Di tengah dorongan besar transisi energi nasional, berbagai proyek energi panas bumi (geotermal) di Flores, Nusa Tenggara Timur, kini dipromosikan sebagai bagian dari masa depan “hijau” Indonesia. Dari Ulumbu, Mataloko, hingga Wae Sano, proyek-proyek ini disebut sebagai langkah penting untuk menciptakan energi bersih.
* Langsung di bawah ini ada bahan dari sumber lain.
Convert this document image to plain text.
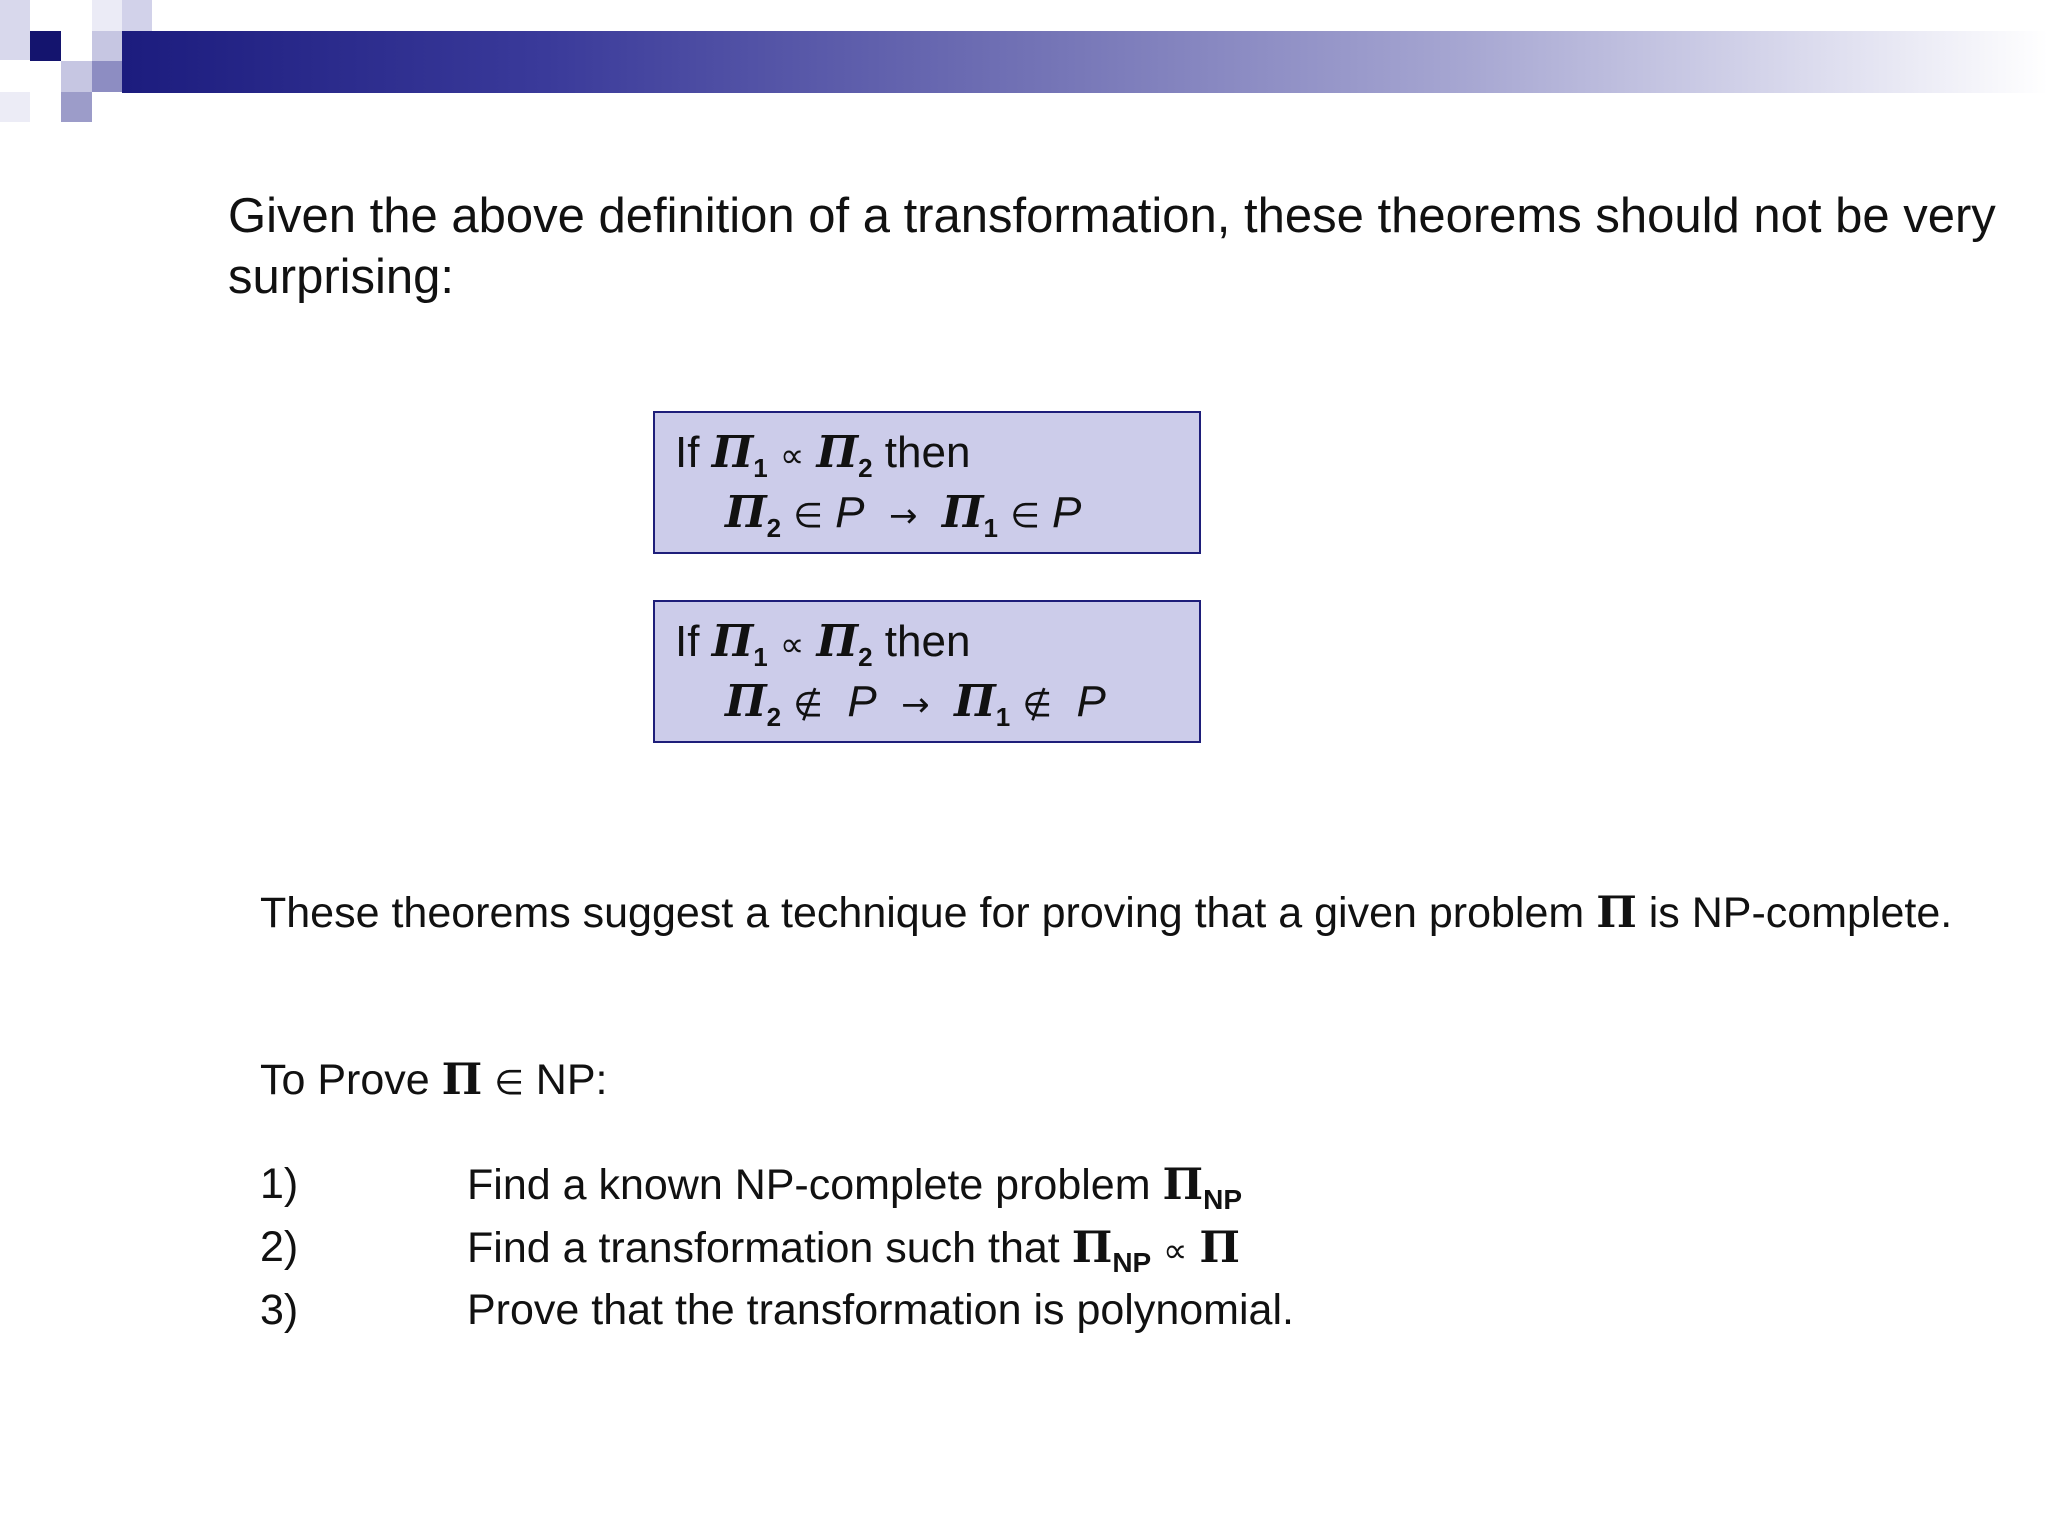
Given the above definition of a transformation, these theorems should not be very surprising:

If $\Pi_1 \propto \Pi_2$ then
$\Pi_2$ ∈ $P \to \Pi_1$ ∈ P
If $\Pi_1 \propto \Pi_2$ then
$\Pi_2$ ∉ $P \to \Pi_1$ ∉ P

These theorems suggest a technique for proving that a given problem Π is NP-complete.

To Prove Π ∈ NP:

1)	Find a known NP-complete problem $\Pi_{NP}$
2)	Find a transformation such that $\Pi_{NP} \propto \Pi$
3)	Prove that the transformation is polynomial.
Namun di balik narasi “kemajuan” itu, suara perlawanan justru datang dari akar rumput: masyarakat adat di ketiga wilayah ini telah berkali-kali menyatakan penolakan. Di Ulumbu, masyarakat adat telah lama memperingatkan bahwa eksplorasi geotermal merusak ekosistem hutan adat yang menjadi sumber air dan penghidupan. Di Mataloko, warga melaporkan gangguan terhadap lahan pertanian dan penurunan kualitas air. Di Wae Sano, masyarakat adat bahkan telah mengorganisir penolakan terbuka, mempertahankan tanah leluhur mereka yang dianggap sakral dan tak bisa diperdagangkan. Ironisnya, di saat masyarakat di kampung bersuara keras melawan proyek-proyek yang mengancam ruang hidup mereka, sebagian mahasiswa NTT di Jogja justru sibuk menggemakan dukungan terhadap geotermal. Mereka tampil di forum-forum akademik, seminar, dan media sosial, membawa narasi bahwa geotermal adalah solusi energi bersih untuk NTT.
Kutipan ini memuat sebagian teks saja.